I don’t suppose the web page will be available for ever. It is fuller than what you read in the Evening Standard or see in the video. But it is amazing how far the Alps extend. Who would have thought of the alpine pig in pork schnitzel, to say nothing of Bismarck herrings? Some are labelled Alpengut, which I keep reading as Alpenglut. Kabanos must be from the Polish Alps. Bavarian Brie is less surprising. But what of Meadow Fresh potato salad?
Is there a spelling mistake on Ian Paisley’s gravestone? ask The Irish News. Honorable is really the American spelling. I wonder if this will be followed up?
Further examples are given for Jimmy Savile, Elvis Presley and Isaac Bashevis Singer.
More weight to the argument one should die without a memorial.
It seems Cervantes had the same problem.
In fact it seems common. Although spelling mistakes on tombstones are often referred to as typos, there is no Tippex (is that a Germanism?) to remove them. Here’s how to deal with them.

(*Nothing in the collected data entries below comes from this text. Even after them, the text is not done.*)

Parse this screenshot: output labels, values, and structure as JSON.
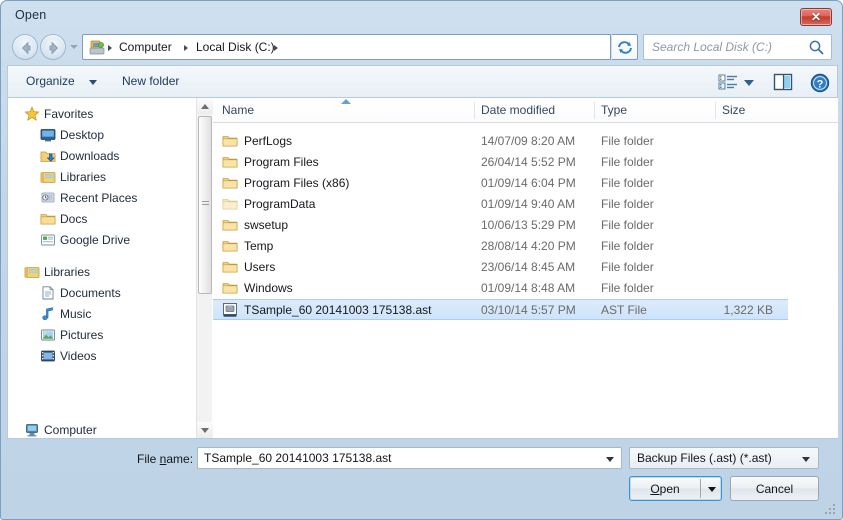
{
  "window": {
    "title": "Open",
    "close_label": "✕"
  },
  "navbar": {
    "back_icon": "back-arrow-icon",
    "forward_icon": "forward-arrow-icon",
    "history_icon": "history-dropdown-icon",
    "address_icon": "computer-icon",
    "breadcrumbs": [
      "Computer",
      "Local Disk (C:)"
    ],
    "address_dropdown_icon": "chevron-down-icon",
    "refresh_icon": "refresh-icon",
    "search_placeholder": "Search Local Disk (C:)",
    "search_value": "",
    "search_icon": "search-icon"
  },
  "commandbar": {
    "organize_label": "Organize",
    "organize_arrow_icon": "chevron-down-icon",
    "newfolder_label": "New folder",
    "viewmode_icon": "view-list-icon",
    "viewmode_arrow_icon": "chevron-down-icon",
    "preview_pane_icon": "preview-pane-icon",
    "help_icon": "help-icon"
  },
  "sidebar": {
    "groups": [
      {
        "header": {
          "label": "Favorites",
          "icon": "star-icon"
        },
        "items": [
          {
            "label": "Desktop",
            "icon": "desktop-icon"
          },
          {
            "label": "Downloads",
            "icon": "downloads-icon"
          },
          {
            "label": "Libraries",
            "icon": "libraries-icon"
          },
          {
            "label": "Recent Places",
            "icon": "recent-places-icon"
          },
          {
            "label": "Docs",
            "icon": "folder-icon"
          },
          {
            "label": "Google Drive",
            "icon": "google-drive-icon"
          }
        ]
      },
      {
        "header": {
          "label": "Libraries",
          "icon": "libraries-icon"
        },
        "items": [
          {
            "label": "Documents",
            "icon": "documents-icon"
          },
          {
            "label": "Music",
            "icon": "music-icon"
          },
          {
            "label": "Pictures",
            "icon": "pictures-icon"
          },
          {
            "label": "Videos",
            "icon": "videos-icon"
          }
        ]
      },
      {
        "header": {
          "label": "Computer",
          "icon": "computer-icon"
        },
        "items": []
      }
    ],
    "scrollbar": {
      "up_icon": "scroll-up-icon",
      "down_icon": "scroll-down-icon"
    }
  },
  "filelist": {
    "columns": [
      "Name",
      "Date modified",
      "Type",
      "Size"
    ],
    "sort_column": "Name",
    "sort_direction": "ascending",
    "rows": [
      {
        "name": "PerfLogs",
        "date": "14/07/09 8:20 AM",
        "type": "File folder",
        "size": "",
        "icon": "folder-icon",
        "selected": false
      },
      {
        "name": "Program Files",
        "date": "26/04/14 5:52 PM",
        "type": "File folder",
        "size": "",
        "icon": "folder-icon",
        "selected": false
      },
      {
        "name": "Program Files (x86)",
        "date": "01/09/14 6:04 PM",
        "type": "File folder",
        "size": "",
        "icon": "folder-icon",
        "selected": false
      },
      {
        "name": "ProgramData",
        "date": "01/09/14 9:40 AM",
        "type": "File folder",
        "size": "",
        "icon": "folder-faded-icon",
        "selected": false
      },
      {
        "name": "swsetup",
        "date": "10/06/13 5:29 PM",
        "type": "File folder",
        "size": "",
        "icon": "folder-icon",
        "selected": false
      },
      {
        "name": "Temp",
        "date": "28/08/14 4:20 PM",
        "type": "File folder",
        "size": "",
        "icon": "folder-icon",
        "selected": false
      },
      {
        "name": "Users",
        "date": "23/06/14 8:45 AM",
        "type": "File folder",
        "size": "",
        "icon": "folder-icon",
        "selected": false
      },
      {
        "name": "Windows",
        "date": "01/09/14 8:48 AM",
        "type": "File folder",
        "size": "",
        "icon": "folder-icon",
        "selected": false
      },
      {
        "name": "TSample_60 20141003 175138.ast",
        "date": "03/10/14 5:57 PM",
        "type": "AST File",
        "size": "1,322 KB",
        "icon": "ast-file-icon",
        "selected": true
      }
    ]
  },
  "footer": {
    "filename_label_prefix": "File ",
    "filename_label_accel": "n",
    "filename_label_suffix": "ame:",
    "filename_value": "TSample_60 20141003 175138.ast",
    "filename_dropdown_icon": "chevron-down-icon",
    "filter_value": "Backup Files (.ast) (*.ast)",
    "filter_dropdown_icon": "chevron-down-icon",
    "open_label_prefix": "",
    "open_label_accel": "O",
    "open_label_suffix": "pen",
    "open_split_icon": "chevron-down-icon",
    "cancel_label": "Cancel",
    "resize_grip_icon": "resize-grip-icon"
  },
  "colors": {
    "frame": "#bed3e6",
    "selection": "#cfe4fa",
    "selection_border": "#aacdf0",
    "default_button_border": "#3c93d4",
    "close_button": "#c4392d",
    "link_text": "#1b3a5c"
  }
}
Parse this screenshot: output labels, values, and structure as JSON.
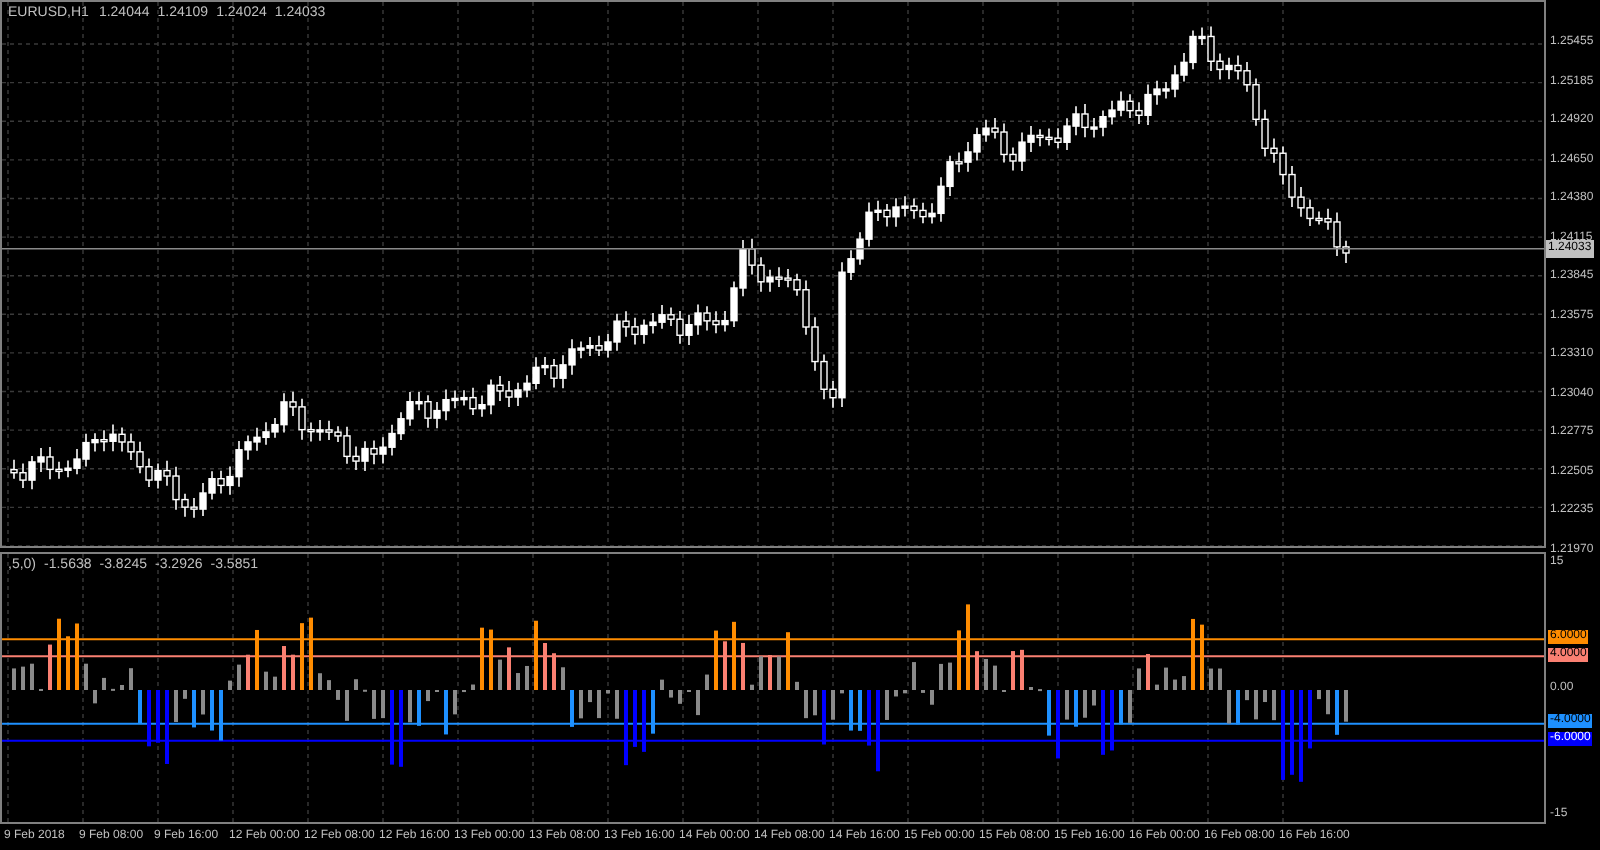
{
  "main_pane": {
    "symbol": "EURUSD,H1",
    "ohlc": [
      "1.24044",
      "1.24109",
      "1.24024",
      "1.24033"
    ],
    "price_axis": [
      "1.25455",
      "1.25185",
      "1.24920",
      "1.24650",
      "1.24380",
      "1.24115",
      "1.23845",
      "1.23575",
      "1.23310",
      "1.23040",
      "1.22775",
      "1.22505",
      "1.22235",
      "1.21970"
    ],
    "current_price": "1.24033"
  },
  "indicator_pane": {
    "params": ",5,0)",
    "values": [
      "-1.5638",
      "-3.8245",
      "-3.2926",
      "-3.5851"
    ],
    "axis": [
      "15",
      "0.00",
      "-15"
    ],
    "levels": [
      {
        "label": "6.0000",
        "color": "#ff8c00"
      },
      {
        "label": "4.0000",
        "color": "#fa8072"
      },
      {
        "label": "-4.0000",
        "color": "#1e90ff"
      },
      {
        "label": "-6.0000",
        "color": "#0000ff"
      }
    ]
  },
  "time_axis": [
    "9 Feb 2018",
    "9 Feb 08:00",
    "9 Feb 16:00",
    "12 Feb 00:00",
    "12 Feb 08:00",
    "12 Feb 16:00",
    "13 Feb 00:00",
    "13 Feb 08:00",
    "13 Feb 16:00",
    "14 Feb 00:00",
    "14 Feb 08:00",
    "14 Feb 16:00",
    "15 Feb 00:00",
    "15 Feb 08:00",
    "15 Feb 16:00",
    "16 Feb 00:00",
    "16 Feb 08:00",
    "16 Feb 16:00"
  ]
}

I recently received a newsletter from Lang & Rahmann Rechtsanwälte in Düsseldorf. I don’t know how you can get it, but I suspect you write to firstname.lastname@example.org, which is given as the email address to unsubscribe. But in fact the newsletter consists of links to texts on the firm’s website, so if you go straight to the website you can read summaries of a number of recent cases in German, French and English. One of the lawyers at the firm is Dr. Stephan Kettler, who has published bilingual legal dictionaries and is a certified translator and interpreter for English and French. I use his Wörterbuch Gewerblicher Rechtsschutz und Urheberrecht: Englisch-Deutsch / Deutsch-Englisch, 2011 alongside Uexküll (Wörterbuch der Patent- und Markenpraxis). It’s great to have both.
There must have been more than one person working on the English texts. I did wonder about the translation of Schwarzarbeit as black labour, but then I read recently that consideration has been given to having James Bond played by a black actor, so it must be OK.
I see they use Federal Supreme Court for Bundesgerichtshof, which I’ve commented on before. But they always give the German name the first time around, so that is good. They have, I think, an American touch (Sect., docket) and they capitalize Plaintiff, which is not usual in this kind of text. I was also intrigued by the reference to the preponement of a flight – this is apparently well established in Indian English though. I intend to use it myself whenever I can from now on.